Maria followed her voice, her words dying as she ran into the light of the LED lanterns and found herself facing three large, naked Shifters and one cavorting polar bear cub.
Ellison watched her expression turn from concern for Olaf to shock at the three tall Shifters with animal rage in their eyes, and then dissolve to stark, remembered terror. He’d seen the same look on Deni’s face last night when she hadn’t recognized Ellison, her own brother. Maria was reliving a moment of her captivity.
She shook it off in the next second, grabbed Olaf by the scruff, and started dragging him back down the tunnel the way she’d come. The little bear dug in his feet in and wailed in protest, but Maria was relentless.
The heightened senses of Ellison’s wolf felt her grief and fear, her fight for sanity. He wanted to find the Shifters who’d hurt Maria and grind them to powder.

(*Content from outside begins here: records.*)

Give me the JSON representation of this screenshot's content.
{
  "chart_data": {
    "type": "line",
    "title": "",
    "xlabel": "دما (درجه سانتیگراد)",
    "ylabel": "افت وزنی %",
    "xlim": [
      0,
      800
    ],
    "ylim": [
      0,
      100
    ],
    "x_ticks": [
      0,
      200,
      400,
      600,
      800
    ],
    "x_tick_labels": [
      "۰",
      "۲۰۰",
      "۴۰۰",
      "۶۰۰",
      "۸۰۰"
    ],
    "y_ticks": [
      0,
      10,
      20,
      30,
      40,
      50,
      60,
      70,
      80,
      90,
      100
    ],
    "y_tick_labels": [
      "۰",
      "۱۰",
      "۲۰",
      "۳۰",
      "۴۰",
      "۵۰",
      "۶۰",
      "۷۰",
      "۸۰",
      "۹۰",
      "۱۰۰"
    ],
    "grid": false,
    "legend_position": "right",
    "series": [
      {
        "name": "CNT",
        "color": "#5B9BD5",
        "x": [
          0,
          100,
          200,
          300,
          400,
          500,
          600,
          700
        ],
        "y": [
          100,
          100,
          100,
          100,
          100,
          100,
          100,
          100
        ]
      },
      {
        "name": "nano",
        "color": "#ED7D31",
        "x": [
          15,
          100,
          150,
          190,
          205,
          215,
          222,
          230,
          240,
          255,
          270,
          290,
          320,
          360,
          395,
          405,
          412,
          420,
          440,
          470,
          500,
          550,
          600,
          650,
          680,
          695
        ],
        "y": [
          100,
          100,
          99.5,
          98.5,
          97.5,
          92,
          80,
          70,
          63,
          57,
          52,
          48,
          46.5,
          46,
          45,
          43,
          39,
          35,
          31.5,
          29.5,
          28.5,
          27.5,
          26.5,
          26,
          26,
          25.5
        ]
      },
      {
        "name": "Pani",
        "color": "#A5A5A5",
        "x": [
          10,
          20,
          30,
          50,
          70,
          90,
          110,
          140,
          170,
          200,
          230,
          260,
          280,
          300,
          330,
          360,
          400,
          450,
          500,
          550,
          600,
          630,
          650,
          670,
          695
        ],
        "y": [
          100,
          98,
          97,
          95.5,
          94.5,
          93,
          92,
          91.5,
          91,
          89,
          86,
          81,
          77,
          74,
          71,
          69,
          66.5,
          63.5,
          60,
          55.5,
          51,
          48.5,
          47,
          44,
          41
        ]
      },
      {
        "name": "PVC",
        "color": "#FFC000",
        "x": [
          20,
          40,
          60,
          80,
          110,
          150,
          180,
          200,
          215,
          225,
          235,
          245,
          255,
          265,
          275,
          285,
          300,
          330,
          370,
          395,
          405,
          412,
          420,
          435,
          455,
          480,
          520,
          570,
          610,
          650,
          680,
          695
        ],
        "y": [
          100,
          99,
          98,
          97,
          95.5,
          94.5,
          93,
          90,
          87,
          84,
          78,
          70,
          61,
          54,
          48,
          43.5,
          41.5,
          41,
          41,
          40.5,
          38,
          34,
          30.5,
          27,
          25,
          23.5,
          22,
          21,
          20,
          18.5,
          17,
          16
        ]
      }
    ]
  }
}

He motioned for the other two to stay back, and ran down the tunnel after her.
Chapter Six
Maria didn’t stop when she heard Ellison calling her name. She continued walking swiftly, pulling Olaf with her. The bear still protested, but he’d quit fighting her, seeming to understand that she’d won.
Maria didn’t halt until she reached the sunlight and the spot where she’d dropped her big shoulder bag to go running inside after Olaf. She leaned against the stone wall outside the culvert, absorbing the warmth of the concrete, and closed her eyes.
Her heart still raced in panic, her breath choking her. She knew, logically, that the Shifters inside the tunnels were her friends—except maybe Broderick—not the evil beasts who’d imprisoned her.
Even Broderick followed Shifter rules whether he liked them or not. He and the other Austin Shifters understood that they had to curb their feral tendencies in order to survive. Miguel and his pack hadn’t.
“Maria.”
Ellison was there, in front of her. He’d resumed his jeans, but he held his shirt crumpled in one hand.
In spite of her shakes, Maria couldn’t help reflecting that Ellison was breathtaking. His jeans rode low on his hips, his liquid, tanned skin smooth over a hard body. A few red abrasions decorated his chest, and he had a solid bruise on his cheek. The worst wound was around his neck, where the Collar had burned his skin.
Her visions of the feral Shifters dissolved as concern replaced fear. “Are you all right?” Maria reached up and touched his Collar. The black and silver entwined metal was cool under her fingertips, but she knew it had been hot and painful a few moments ago.
Ellison’s gray eyes went quiet under her touch, his gaze fixing sharply on her. “Yeah, I’m OK. What about you?”
Ellison always mitigated his alpha wolf stare for Maria, but even so, it was hard to take. Maria abruptly pulled her hand away. “I need to go home.”
After a few more beats of stare, Ellison picked up the bag she’d left on the ground. “Come on then.” He put his hand on her shoulder and steered her toward the path that would lead them back to the park. “Tiger’s going to sit on Broderick a while, so you don’t need to worry about him.”
“I’m not.” Maria couldn’t explain what she felt, words leaving her, so she just walked.